The tower, built in 1913 across the tracks from the old Union Station, was incorporated intact into the new Joliet Gateway Center train station that today is the hub of passenger train travel through Joliet. The Gateway Center station opened in 2018 with the switching equipment from a bygone era contained in a separated area that eventually will be a museum.
That day should come this fall, organizers of the museum said.
“We want to incorporate features of the railroad companies that came through Joliet,” city Planner Jayne Bernhard said Thursday while giving a tour of the unfinished museum.
The grant money from the state’s Route 66 Grant Program will be used to develop story boards with photographs and text to tell the story of the railroad companies that moved freight and passengers through Joliet during most of the 20th Century.
Such boards already line the walls of the future museum, depicting the construction of Union Station and its opening in 1912. Visitors will be able to get a sense of the station as it was then and look out the tower windows to see it today.
Other boards explain the workings of the locking bed machine, the central attraction of the future museum, and its 224 pistol grips used to manually control the switching of tracks and signals to trains.
All that since 2015 has been done from a remote BNSF Railway switching center in Omaha.
“They shut this down and three minutes later the Omaha center went live,” Bernhard said.
The remaining train equipment, sign boards and extra features like lookouts onto the Joliet cityscape and landmarks, including Jacob Henry Mansion, are designed to appeal to railroad buffs and curiosity seekers alike.

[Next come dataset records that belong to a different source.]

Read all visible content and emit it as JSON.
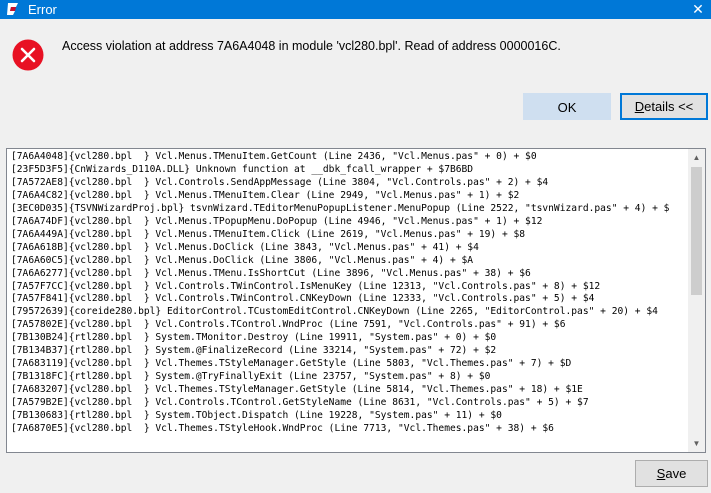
{
  "window": {
    "title": "Error",
    "close_glyph": "✕",
    "app_icon": "delphi-app-icon"
  },
  "dialog": {
    "icon": "error-icon",
    "message": "Access violation at address 7A6A4048 in module 'vcl280.bpl'. Read of address 0000016C.",
    "ok_label": "OK",
    "details_label": "Details <<",
    "details_mnemonic": "D",
    "details_rest": "etails <<",
    "save_label": "Save",
    "save_mnemonic": "S",
    "save_rest": "ave"
  },
  "log": {
    "lines": [
      "[7A6A4048]{vcl280.bpl  } Vcl.Menus.TMenuItem.GetCount (Line 2436, \"Vcl.Menus.pas\" + 0) + $0",
      "[23F5D3F5]{CnWizards_D110A.DLL} Unknown function at __dbk_fcall_wrapper + $7B6BD",
      "[7A572AE8]{vcl280.bpl  } Vcl.Controls.SendAppMessage (Line 3804, \"Vcl.Controls.pas\" + 2) + $4",
      "[7A6A4C82]{vcl280.bpl  } Vcl.Menus.TMenuItem.Clear (Line 2949, \"Vcl.Menus.pas\" + 1) + $2",
      "[3EC0D035]{TSVNWizardProj.bpl} tsvnWizard.TEditorMenuPopupListener.MenuPopup (Line 2522, \"tsvnWizard.pas\" + 4) + $",
      "[7A6A74DF]{vcl280.bpl  } Vcl.Menus.TPopupMenu.DoPopup (Line 4946, \"Vcl.Menus.pas\" + 1) + $12",
      "[7A6A449A]{vcl280.bpl  } Vcl.Menus.TMenuItem.Click (Line 2619, \"Vcl.Menus.pas\" + 19) + $8",
      "[7A6A618B]{vcl280.bpl  } Vcl.Menus.DoClick (Line 3843, \"Vcl.Menus.pas\" + 41) + $4",
      "[7A6A60C5]{vcl280.bpl  } Vcl.Menus.DoClick (Line 3806, \"Vcl.Menus.pas\" + 4) + $A",
      "[7A6A6277]{vcl280.bpl  } Vcl.Menus.TMenu.IsShortCut (Line 3896, \"Vcl.Menus.pas\" + 38) + $6",
      "[7A57F7CC]{vcl280.bpl  } Vcl.Controls.TWinControl.IsMenuKey (Line 12313, \"Vcl.Controls.pas\" + 8) + $12",
      "[7A57F841]{vcl280.bpl  } Vcl.Controls.TWinControl.CNKeyDown (Line 12333, \"Vcl.Controls.pas\" + 5) + $4",
      "[79572639]{coreide280.bpl} EditorControl.TCustomEditControl.CNKeyDown (Line 2265, \"EditorControl.pas\" + 20) + $4",
      "[7A57802E]{vcl280.bpl  } Vcl.Controls.TControl.WndProc (Line 7591, \"Vcl.Controls.pas\" + 91) + $6",
      "[7B130B24]{rtl280.bpl  } System.TMonitor.Destroy (Line 19911, \"System.pas\" + 0) + $0",
      "[7B134B37]{rtl280.bpl  } System.@FinalizeRecord (Line 33214, \"System.pas\" + 72) + $2",
      "[7A683119]{vcl280.bpl  } Vcl.Themes.TStyleManager.GetStyle (Line 5803, \"Vcl.Themes.pas\" + 7) + $D",
      "[7B1318FC]{rtl280.bpl  } System.@TryFinallyExit (Line 23757, \"System.pas\" + 8) + $0",
      "[7A683207]{vcl280.bpl  } Vcl.Themes.TStyleManager.GetStyle (Line 5814, \"Vcl.Themes.pas\" + 18) + $1E",
      "[7A579B2E]{vcl280.bpl  } Vcl.Controls.TControl.GetStyleName (Line 8631, \"Vcl.Controls.pas\" + 5) + $7",
      "[7B130683]{rtl280.bpl  } System.TObject.Dispatch (Line 19228, \"System.pas\" + 11) + $0",
      "[7A6870E5]{vcl280.bpl  } Vcl.Themes.TStyleHook.WndProc (Line 7713, \"Vcl.Themes.pas\" + 38) + $6"
    ]
  },
  "colors": {
    "titlebar": "#0078d7",
    "error_red": "#e81123",
    "ok_button": "#cfdff0",
    "focus_border": "#0078d7"
  }
}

“We want it to be something that people who are really into railroad history will find worthwhile but also accessible to average people,” Benhard said.
The city owns the building, and the Joliet Area Historical Museum will operate the museum.
Museum Executive Director Greg Peerbolte said the museum will provide a place for local rail enthusiasts while also making Joliet more of a draw to those from outside the area.
“I think having a dedicated space for rail fans to come and see will put us more on the map than we already are,” Peerbolte said. “They know Joliet. We want to get to know them.”
The city and museum at one time looked to open the museum in March. The opening was delayed with the availability of new grant money, which organizers said will be used to complete the adaptation of the Union Depot Tower into a museum.
Peerbolte said he believes the museum can be open by sometime in September.
The informational aids help novices appreciate what they’re seeing as well as get a sense of the importance of the railroads to Joliet.
“The building,” Peerbolte said, “is an artifact in itself.”